Image Convolution Engine

§What is convolution?

Convolution slides a filter kernel over an image, computing a weighted sum
at each position. Each output pixel is the dot product of the kernel with
the underlying image patch:

  Input image patch         Kernel           Output pixel
  ┌────┬────┬────┐      ┌────┬────┬────┐
  │ a  │ b  │ c  │      │ k₀ │ k₁ │ k₂ │     out = a·k₀ + b·k₁ + c·k₂
  ├────┼────┼────┤   ⊙  ├────┼────┼────┤        + d·k₃ + e·k₄ + f·k₅
  │ d  │ e  │ f  │      │ k₃ │ k₄ │ k₅ │        + g·k₆ + h·k₇ + i·k₈
  ├────┼────┼────┤      ├────┼────┼────┤
  │ g  │ h  │ i  │      │ k₆ │ k₇ │ k₈ │     Then clamped to [0, 255]
  └────┴────┴────┘      └────┴────┴────┘

The kernel "slides" horizontally then vertically across the whole image,
producing one output pixel per valid position.

§Three-tier performance

                   ┌──────────────────┐
                   │  try_separable()  │
                   └────────┬─────────┘
                            │
              ┌─────────────┴─────────────┐
              │                           │
         Separable                     Not separable
              │                           │
              ▼                           ▼
  ┌──────────────────────┐    ┌──────────────────────┐
  │  separable_convolve  │    │      convolve        │
  │  (two 1D passes)     │    │    (one 2D pass)      │
  │                      │    │                      │
  │  Input ────┬──────── │    │  Input image          │
  │            │horizontal│    │  7×7 kernel = 49 ops │
  │            ▼   pass   │    │  per output pixel     │
  │        Temp buffer    │    │                      │
  │   (width reduced by   │    └──────────────────────┘
  │    filter-1+2·pad)    │
  │            │          │    Legend:
  │            │vertical  │    7×7 separable = 14 ops
  │            ▼  pass    │    per pixel — 3.5× faster
  │        Output image   │
  └──────────────────────┘

  Both paths are parallelised over output rows via rayon.

§Threading model

Each output row is completely independent — zero data dependencies.
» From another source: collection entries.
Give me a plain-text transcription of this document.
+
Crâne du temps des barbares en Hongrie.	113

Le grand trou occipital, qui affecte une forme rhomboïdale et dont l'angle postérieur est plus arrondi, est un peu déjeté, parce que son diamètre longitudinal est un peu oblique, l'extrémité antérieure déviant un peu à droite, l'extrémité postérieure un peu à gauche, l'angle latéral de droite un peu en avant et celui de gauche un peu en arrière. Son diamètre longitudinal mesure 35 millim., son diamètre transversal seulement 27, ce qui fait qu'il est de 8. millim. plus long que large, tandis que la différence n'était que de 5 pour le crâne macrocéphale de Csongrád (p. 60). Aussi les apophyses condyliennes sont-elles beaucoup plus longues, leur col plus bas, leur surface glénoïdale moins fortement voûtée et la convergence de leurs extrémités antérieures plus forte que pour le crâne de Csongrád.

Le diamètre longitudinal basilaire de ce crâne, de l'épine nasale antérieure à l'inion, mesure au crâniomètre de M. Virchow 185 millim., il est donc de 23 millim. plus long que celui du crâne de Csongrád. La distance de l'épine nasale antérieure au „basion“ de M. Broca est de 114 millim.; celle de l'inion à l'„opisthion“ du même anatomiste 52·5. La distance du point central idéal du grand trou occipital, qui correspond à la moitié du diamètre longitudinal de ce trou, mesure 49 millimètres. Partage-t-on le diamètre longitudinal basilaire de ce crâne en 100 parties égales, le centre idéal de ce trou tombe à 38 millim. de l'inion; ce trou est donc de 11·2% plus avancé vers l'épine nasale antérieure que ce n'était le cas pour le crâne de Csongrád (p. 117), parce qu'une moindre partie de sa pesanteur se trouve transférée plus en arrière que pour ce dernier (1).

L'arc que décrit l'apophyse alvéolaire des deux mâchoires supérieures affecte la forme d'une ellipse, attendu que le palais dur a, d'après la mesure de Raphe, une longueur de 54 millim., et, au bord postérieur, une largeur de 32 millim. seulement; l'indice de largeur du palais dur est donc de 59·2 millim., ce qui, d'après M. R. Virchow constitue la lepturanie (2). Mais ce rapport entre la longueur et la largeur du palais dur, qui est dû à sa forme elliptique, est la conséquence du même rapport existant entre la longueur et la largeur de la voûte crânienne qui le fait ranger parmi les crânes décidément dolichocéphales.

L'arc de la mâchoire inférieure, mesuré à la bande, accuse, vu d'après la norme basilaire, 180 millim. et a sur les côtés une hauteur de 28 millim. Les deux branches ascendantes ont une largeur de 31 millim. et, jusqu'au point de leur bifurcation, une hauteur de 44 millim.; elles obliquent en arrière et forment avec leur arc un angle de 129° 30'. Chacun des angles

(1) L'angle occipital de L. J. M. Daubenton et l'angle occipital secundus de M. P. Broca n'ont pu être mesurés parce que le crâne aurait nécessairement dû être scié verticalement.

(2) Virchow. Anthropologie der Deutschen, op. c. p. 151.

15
Rayon splits the output buffer into per-row slices and processes them in parallel across all available cores.

  Output buffer (hc rows × wc cols × 4 bytes RGBA)
  ┌──────────────────────────────────────┐
  │ Row 0 ──────▶ Thread 0               │
  │ Row 1 ──────▶ Thread 1               │  Output rows are
  │ Row 2 ──────▶ Thread 2               │  processed in
  │ Row 3 ──────▶ Thread 3               │  parallel — each
  │   ...                                │  thread reads from
  │ Row hc-1 ───▶ Thread N               │  the input image
  └──────────────────────────────────────┘  (immutable, safe)

§Output size formula

output_width  = (W - Fw + 2·P) / S + 1
output_height = (H - Fh + 2·P) / S + 1

Functions§

convolution
Applies convolution to an image using the given filter.